Netzwerke zwischen Kindergarten und Grundschule
Der Übergang vom Kindergarten in die Schule müsse fließender verlaufen. Kinder mit Förderbedarf sollen nicht im ersten Schuljahr wieder bei null anfangen, sondern durch enge Kooperation zwischen Kindergarten und Schule nahtlos weiter begleitet werden. Dazu brauche es verlässliche Netzwerke und strukturierte Übergabegespräche.
Klassengrößen reduzieren, Deutschanteil sichern
In Bozen und anderen Städten seien viele Klassen so groß, dass gezielte Förderung kaum noch möglich ist. Die Arbeitsgruppe fordert daher, die Maximalgröße auf 20 Kinder zu senken – analog zur bereits erfolgten Reduktion im Kindergarten. Wo nur wenige deutschsprachige Kinder eingeschrieben sind, sollen diese nicht auf verschiedene Klassen verteilt, sondern bewusst zusammengefasst werden, um eine Mindestbasis für sprachliche Interaktion zu schaffen. In Klassen, wo kaum noch Deutsch gesprochen wird, komme es ansonsten zu einem völligen Sprachverlust. Deshalb schlägt die Arbeitsgruppe auch eine Quote für den maximalen Anteil nicht-deutschsprachiger Kinder pro Klasse vor – wünschenswert seien maximal 40 Prozent.
Vorbereitung statt Überforderung: Orientierungsklassen
Neu zugezogene Kinder ohne Deutschkenntnisse sollen nicht mehr direkt in die Regelklassen eingeschult, sondern zunächst in sogenannten Orientierungsklassen sprachlich vorbereitet werden. Diese könnten zentral an bestehenden Schulen eingerichtet werden. Erst nach einer gezielten Einführung sollen die Kinder schrittweise in Regelklassen integriert werden.

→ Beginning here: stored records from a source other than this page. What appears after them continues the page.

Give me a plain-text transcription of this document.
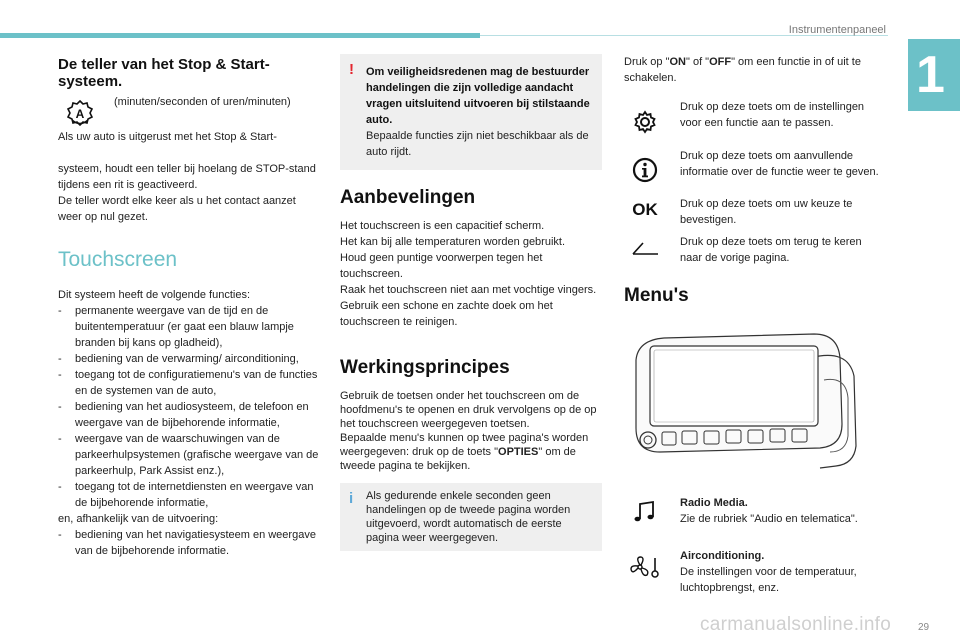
Instrumentenpaneel
1
De teller van het Stop & Start-systeem.
A
(minuten/seconden of uren/minuten)
Als uw auto is uitgerust met het Stop & Start-
systeem, houdt een teller bij hoelang de STOP-stand tijdens een rit is geactiveerd.
De teller wordt elke keer als u het contact aanzet weer op nul gezet.
Touchscreen
Dit systeem heeft de volgende functies:
- permanente weergave van de tijd en de buitentemperatuur (er gaat een blauw lampje branden bij kans op gladheid),
- bediening van de verwarming/ airconditioning,
- toegang tot de configuratiemenu's van de functies en de systemen van de auto,
- bediening van het audiosysteem, de telefoon en weergave van de bijbehorende informatie,
- weergave van de waarschuwingen van de parkeerhulpsystemen (grafische weergave van de parkeerhulp, Park Assist enz.),
- toegang tot de internetdiensten en weergave van de bijbehorende informatie,
en, afhankelijk van de uitvoering:
- bediening van het navigatiesysteem en weergave van de bijbehorende informatie.
! Om veiligheidsredenen mag de bestuurder handelingen die zijn volledige aandacht vragen uitsluitend uitvoeren bij stilstaande auto.
Bepaalde functies zijn niet beschikbaar als de auto rijdt.
Aanbevelingen
Het touchscreen is een capacitief scherm.
Het kan bij alle temperaturen worden gebruikt.
Houd geen puntige voorwerpen tegen het touchscreen.
Raak het touchscreen niet aan met vochtige vingers.
Gebruik een schone en zachte doek om het touchscreen te reinigen.
Werkingsprincipes
Gebruik de toetsen onder het touchscreen om de hoofdmenu's te openen en druk vervolgens op de op het touchscreen weergegeven toetsen.
Bepaalde menu's kunnen op twee pagina's worden weergegeven: druk op de toets "OPTIES" om de tweede pagina te bekijken.
i Als gedurende enkele seconden geen handelingen op de tweede pagina worden uitgevoerd, wordt automatisch de eerste pagina weer weergegeven.
Druk op "ON" of "OFF" om een functie in of uit te schakelen.
Druk op deze toets om de instellingen voor een functie aan te passen.
Druk op deze toets om aanvullende informatie over de functie weer te geven.
OK Druk op deze toets om uw keuze te bevestigen.
Druk op deze toets om terug te keren naar de vorige pagina.
Menu's
Radio Media.
Zie de rubriek "Audio en telematica".
Airconditioning.
De instellingen voor de temperatuur, luchtopbrengst, enz.
carmanualsonline.info	29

Keine Blockade beim Schulwechsel
Wenn ein Kind mit dem Unterricht nicht zurechtkommt und ein Wechsel in die italienische Schule angezeigt ist, darf dies nicht am Widerstand italienischer Schuldirektionen scheitern. Mehrfach sei es dazu gekommen, dass Schulwechsel verweigert wurden mit dem Hinweis auf Platzmangel. Hier brauche es eine klare gesetzliche Regelung, um diesen Weg offen zu halten – aus pädagogischen, nicht aus politischen Gründen.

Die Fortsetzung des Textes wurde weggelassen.